More wisdom from Velvet Hammer. Thank you!

jahmonwildflower
jahmonwildflower
10 months ago

They do not win in the log run. Ever. I recall back when I first found out about one lie about one betrayal object (of countless lies and countless BOs), yes I was horrified. I’d met her twice (once with her then-husband) and she was so unattractve, inarticulate, and just plain old trashy that I couldn’t imagine…I kept saying to my then-FW that as sucky as it felt for me, I am glad I was in my spot and not his. That became more and more true as time passed and I learned of so many others.
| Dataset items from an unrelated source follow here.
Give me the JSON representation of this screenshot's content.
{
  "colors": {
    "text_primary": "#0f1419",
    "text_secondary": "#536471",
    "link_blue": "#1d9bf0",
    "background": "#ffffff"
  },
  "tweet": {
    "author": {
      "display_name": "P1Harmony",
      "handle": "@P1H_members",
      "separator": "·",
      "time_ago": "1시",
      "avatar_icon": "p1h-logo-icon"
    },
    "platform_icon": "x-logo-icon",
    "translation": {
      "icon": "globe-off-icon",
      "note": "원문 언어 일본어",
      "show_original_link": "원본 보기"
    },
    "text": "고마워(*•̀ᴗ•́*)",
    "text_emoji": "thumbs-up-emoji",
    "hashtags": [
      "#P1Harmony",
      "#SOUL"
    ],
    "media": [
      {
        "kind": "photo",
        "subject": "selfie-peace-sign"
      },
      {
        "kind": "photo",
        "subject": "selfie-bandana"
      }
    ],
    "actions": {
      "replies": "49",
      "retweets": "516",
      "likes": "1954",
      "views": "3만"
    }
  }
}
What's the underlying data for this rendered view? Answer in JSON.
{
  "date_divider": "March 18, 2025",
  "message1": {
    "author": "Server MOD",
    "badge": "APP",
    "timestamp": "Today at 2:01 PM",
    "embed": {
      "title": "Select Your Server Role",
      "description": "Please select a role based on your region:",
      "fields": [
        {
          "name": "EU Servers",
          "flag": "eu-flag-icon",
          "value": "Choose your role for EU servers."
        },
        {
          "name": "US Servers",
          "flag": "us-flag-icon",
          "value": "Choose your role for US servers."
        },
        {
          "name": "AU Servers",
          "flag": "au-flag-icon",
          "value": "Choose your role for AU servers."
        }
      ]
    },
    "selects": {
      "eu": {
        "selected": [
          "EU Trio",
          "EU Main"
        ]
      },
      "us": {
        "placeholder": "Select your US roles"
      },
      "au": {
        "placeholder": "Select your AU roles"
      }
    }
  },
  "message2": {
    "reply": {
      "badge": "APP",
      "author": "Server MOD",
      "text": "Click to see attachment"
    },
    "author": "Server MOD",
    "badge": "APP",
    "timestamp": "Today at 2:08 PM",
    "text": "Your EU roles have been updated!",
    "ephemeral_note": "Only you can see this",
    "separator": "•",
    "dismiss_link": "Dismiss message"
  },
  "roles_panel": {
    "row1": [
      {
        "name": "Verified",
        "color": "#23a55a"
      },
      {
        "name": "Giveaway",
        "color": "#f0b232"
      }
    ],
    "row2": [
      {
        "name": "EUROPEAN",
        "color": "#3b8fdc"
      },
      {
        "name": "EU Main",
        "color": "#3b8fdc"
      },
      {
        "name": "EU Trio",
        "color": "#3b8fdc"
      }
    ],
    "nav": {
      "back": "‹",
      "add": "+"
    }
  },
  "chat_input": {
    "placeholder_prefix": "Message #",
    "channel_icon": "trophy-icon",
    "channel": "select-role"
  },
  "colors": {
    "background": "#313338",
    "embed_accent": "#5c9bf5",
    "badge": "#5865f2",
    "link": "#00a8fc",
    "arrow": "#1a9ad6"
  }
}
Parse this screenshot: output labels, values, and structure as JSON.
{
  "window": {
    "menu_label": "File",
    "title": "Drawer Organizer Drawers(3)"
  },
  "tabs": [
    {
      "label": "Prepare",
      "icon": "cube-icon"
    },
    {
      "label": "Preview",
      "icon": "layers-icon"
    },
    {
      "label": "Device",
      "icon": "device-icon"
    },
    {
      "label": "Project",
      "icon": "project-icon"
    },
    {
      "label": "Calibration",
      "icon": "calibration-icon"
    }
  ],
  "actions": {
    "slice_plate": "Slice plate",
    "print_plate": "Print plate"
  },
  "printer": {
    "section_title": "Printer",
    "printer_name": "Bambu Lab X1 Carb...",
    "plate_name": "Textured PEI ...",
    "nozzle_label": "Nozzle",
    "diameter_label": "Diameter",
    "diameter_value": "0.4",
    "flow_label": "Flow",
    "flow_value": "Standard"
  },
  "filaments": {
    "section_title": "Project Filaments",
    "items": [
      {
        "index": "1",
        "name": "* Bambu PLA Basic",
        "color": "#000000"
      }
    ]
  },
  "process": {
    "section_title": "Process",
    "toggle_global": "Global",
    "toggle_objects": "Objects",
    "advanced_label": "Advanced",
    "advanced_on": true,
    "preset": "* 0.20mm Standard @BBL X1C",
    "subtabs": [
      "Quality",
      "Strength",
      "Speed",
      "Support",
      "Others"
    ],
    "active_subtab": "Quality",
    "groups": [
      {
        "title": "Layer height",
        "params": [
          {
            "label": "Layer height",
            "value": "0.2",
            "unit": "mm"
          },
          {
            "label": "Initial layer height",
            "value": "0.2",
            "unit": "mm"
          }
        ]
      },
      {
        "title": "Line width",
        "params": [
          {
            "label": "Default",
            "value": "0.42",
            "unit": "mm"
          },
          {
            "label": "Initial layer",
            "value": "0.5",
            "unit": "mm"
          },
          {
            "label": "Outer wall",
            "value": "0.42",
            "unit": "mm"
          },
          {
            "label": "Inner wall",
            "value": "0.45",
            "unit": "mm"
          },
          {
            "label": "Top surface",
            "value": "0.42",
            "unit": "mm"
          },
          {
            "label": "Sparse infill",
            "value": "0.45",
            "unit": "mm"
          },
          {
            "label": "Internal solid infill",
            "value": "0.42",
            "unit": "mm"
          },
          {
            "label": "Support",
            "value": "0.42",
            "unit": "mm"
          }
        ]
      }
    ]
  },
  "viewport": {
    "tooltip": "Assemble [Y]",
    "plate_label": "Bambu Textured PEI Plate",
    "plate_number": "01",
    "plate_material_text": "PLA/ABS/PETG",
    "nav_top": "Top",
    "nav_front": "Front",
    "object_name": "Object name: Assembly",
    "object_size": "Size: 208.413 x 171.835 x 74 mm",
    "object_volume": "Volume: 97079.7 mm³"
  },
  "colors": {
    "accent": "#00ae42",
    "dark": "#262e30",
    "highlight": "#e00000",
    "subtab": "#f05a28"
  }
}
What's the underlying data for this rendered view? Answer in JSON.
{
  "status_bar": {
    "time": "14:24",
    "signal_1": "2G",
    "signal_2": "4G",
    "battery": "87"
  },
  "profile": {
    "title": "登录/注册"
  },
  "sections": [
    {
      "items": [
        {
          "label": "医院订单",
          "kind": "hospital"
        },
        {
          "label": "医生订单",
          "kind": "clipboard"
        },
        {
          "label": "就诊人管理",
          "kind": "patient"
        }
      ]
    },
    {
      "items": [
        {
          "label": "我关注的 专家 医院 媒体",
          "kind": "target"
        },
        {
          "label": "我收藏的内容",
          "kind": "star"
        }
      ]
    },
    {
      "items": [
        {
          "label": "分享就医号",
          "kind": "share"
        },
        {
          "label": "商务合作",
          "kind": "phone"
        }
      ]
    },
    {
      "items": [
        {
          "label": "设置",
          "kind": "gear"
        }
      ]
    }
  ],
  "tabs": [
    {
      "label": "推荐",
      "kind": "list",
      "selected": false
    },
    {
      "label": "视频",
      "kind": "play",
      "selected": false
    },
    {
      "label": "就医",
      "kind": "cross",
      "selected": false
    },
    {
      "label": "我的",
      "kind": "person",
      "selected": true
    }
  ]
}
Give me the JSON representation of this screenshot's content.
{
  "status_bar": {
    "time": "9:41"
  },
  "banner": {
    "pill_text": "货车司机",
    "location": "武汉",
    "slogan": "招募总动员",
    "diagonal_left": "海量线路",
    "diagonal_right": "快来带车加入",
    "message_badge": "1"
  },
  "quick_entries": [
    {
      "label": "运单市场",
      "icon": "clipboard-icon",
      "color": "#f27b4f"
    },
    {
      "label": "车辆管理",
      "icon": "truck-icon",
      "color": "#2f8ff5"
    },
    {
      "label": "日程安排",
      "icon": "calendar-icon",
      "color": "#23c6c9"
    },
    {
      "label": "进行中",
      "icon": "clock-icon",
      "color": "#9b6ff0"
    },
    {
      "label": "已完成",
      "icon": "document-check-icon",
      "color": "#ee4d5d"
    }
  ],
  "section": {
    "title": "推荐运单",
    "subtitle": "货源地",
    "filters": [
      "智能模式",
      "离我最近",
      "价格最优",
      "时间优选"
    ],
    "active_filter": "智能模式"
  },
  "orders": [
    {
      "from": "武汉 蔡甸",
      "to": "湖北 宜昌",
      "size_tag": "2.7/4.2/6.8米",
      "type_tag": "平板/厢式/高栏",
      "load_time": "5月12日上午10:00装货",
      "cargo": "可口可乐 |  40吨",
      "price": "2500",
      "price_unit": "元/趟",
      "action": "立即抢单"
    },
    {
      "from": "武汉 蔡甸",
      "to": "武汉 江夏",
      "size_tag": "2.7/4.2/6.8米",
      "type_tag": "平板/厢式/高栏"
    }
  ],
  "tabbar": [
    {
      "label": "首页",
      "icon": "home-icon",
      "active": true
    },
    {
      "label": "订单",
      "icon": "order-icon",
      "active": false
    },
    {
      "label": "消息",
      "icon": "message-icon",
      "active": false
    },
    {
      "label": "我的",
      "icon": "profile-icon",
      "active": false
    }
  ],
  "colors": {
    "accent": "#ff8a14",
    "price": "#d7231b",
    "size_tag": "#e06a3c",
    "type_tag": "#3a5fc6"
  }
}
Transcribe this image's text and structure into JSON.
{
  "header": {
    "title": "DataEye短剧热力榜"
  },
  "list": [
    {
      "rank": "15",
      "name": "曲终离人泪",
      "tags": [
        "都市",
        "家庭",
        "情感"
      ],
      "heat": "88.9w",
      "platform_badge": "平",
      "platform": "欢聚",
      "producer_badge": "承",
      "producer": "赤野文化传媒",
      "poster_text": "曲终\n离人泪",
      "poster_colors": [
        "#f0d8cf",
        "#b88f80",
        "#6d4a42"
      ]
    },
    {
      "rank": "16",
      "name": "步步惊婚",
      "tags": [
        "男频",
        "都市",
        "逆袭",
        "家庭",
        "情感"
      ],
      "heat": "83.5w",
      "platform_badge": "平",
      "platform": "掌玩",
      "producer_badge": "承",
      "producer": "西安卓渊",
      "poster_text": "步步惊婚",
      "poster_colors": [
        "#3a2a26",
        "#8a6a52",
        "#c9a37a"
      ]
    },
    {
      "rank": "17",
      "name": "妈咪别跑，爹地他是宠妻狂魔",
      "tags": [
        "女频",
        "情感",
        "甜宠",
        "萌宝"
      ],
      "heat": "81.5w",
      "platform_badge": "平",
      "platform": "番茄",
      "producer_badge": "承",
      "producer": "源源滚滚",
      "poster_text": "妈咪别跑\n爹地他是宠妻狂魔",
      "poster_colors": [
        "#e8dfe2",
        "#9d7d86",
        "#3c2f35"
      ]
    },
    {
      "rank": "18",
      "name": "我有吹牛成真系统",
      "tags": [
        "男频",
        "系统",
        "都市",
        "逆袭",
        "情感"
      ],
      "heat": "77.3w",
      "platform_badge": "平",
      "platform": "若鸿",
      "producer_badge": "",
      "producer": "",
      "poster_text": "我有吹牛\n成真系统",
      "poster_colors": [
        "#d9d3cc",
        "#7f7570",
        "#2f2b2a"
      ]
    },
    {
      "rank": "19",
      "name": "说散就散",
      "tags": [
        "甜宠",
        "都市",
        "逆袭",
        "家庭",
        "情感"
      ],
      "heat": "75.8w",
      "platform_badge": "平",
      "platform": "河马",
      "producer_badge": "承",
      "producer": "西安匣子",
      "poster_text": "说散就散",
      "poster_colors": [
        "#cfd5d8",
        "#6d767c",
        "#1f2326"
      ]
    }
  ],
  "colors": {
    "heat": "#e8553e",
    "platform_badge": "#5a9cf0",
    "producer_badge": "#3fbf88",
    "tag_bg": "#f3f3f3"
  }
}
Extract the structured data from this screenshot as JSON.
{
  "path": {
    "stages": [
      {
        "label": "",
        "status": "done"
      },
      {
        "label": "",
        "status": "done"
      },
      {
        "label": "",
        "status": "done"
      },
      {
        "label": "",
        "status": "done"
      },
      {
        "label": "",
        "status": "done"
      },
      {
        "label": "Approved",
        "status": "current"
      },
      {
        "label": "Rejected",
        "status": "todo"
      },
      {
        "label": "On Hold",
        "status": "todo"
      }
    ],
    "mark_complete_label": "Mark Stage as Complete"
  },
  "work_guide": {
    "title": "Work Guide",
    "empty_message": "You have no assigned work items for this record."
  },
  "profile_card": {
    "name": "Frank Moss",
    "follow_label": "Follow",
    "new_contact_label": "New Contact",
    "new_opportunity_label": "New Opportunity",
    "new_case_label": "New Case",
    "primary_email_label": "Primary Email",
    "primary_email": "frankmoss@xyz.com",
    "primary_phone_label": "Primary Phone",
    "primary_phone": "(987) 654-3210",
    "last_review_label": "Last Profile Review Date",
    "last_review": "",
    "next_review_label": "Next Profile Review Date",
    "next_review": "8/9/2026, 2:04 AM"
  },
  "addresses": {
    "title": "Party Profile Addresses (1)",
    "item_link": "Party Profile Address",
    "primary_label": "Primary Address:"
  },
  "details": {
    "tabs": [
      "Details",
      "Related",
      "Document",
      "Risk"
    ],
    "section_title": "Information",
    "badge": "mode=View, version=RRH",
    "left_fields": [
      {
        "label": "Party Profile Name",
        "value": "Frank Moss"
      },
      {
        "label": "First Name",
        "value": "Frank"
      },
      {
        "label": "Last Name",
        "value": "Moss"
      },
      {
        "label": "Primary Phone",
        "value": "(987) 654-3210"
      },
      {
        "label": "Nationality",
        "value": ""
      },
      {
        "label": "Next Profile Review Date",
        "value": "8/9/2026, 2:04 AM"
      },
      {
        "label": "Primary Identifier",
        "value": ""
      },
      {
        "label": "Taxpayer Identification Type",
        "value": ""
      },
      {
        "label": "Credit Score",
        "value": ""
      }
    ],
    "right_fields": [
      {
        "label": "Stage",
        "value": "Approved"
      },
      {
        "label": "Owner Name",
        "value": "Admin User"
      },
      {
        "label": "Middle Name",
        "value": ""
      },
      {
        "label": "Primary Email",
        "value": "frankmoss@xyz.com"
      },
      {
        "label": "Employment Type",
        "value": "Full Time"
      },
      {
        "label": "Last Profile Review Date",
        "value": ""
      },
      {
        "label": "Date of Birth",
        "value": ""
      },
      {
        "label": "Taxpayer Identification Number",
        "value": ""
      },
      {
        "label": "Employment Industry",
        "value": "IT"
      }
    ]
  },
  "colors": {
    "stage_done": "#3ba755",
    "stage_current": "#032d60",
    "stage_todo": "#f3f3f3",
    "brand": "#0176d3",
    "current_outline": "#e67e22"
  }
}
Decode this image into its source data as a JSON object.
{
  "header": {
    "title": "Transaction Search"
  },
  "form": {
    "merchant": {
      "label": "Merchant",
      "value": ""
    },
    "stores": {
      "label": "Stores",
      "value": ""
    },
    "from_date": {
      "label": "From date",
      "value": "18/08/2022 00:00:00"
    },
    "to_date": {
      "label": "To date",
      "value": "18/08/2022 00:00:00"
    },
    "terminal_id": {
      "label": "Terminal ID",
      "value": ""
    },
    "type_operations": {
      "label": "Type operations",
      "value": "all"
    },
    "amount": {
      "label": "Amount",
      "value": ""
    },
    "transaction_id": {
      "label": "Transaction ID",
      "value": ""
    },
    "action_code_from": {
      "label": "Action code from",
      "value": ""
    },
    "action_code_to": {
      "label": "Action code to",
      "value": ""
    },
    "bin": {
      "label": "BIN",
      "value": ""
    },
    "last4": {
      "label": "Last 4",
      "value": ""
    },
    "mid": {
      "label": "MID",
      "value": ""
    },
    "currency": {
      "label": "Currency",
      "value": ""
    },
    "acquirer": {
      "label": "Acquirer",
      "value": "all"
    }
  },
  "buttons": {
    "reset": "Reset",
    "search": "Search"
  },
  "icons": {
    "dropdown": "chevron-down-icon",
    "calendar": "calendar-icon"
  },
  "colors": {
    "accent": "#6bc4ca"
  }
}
What a sad, pathetic (and diseased) person he was. If conning me and the family, as well as his colleagues was his winning, he could have it. I come from much more resilient and stronger stock than any of this nonsense could destroy. The con is not winning. The betrayal isn’t winnng. Karma, reality, whatever you wish to call it will arrive and it is a bitch. My FW, to the best of my knowledge, will spend the rest of his miserable life with a Foley catheter in his long-term care facility. I’m racing 5ks, taking road trips, going to my gym, book clubs, massage therapist, lunch with friends a few times a week and just made hotel and flight res for my 50th college graduation reunion in April. I feel about as much a winner as I could ever hope for. Him, well… I think it pretty much sucks to be him. We chumps have to get back up every single day and not let defeat keep us down, either from a FW or anyone else. We are not permanently defeated.No matter what your age (I’m in my 70s and look forward to a fabulous 4th quarter) Get up and fight. We are with you.

ChumpNoMore
ChumpNoMore
10 months ago

That was just what I needed. Thank you Tracey. Sending love to all our American cousins at this difficult time.

demonwolf
demonwolf
10 months ago

This is outstanding advice.

Also, I thought I was out of my tree for feeling such powerful D-Day flashbacks. Now it makes sense.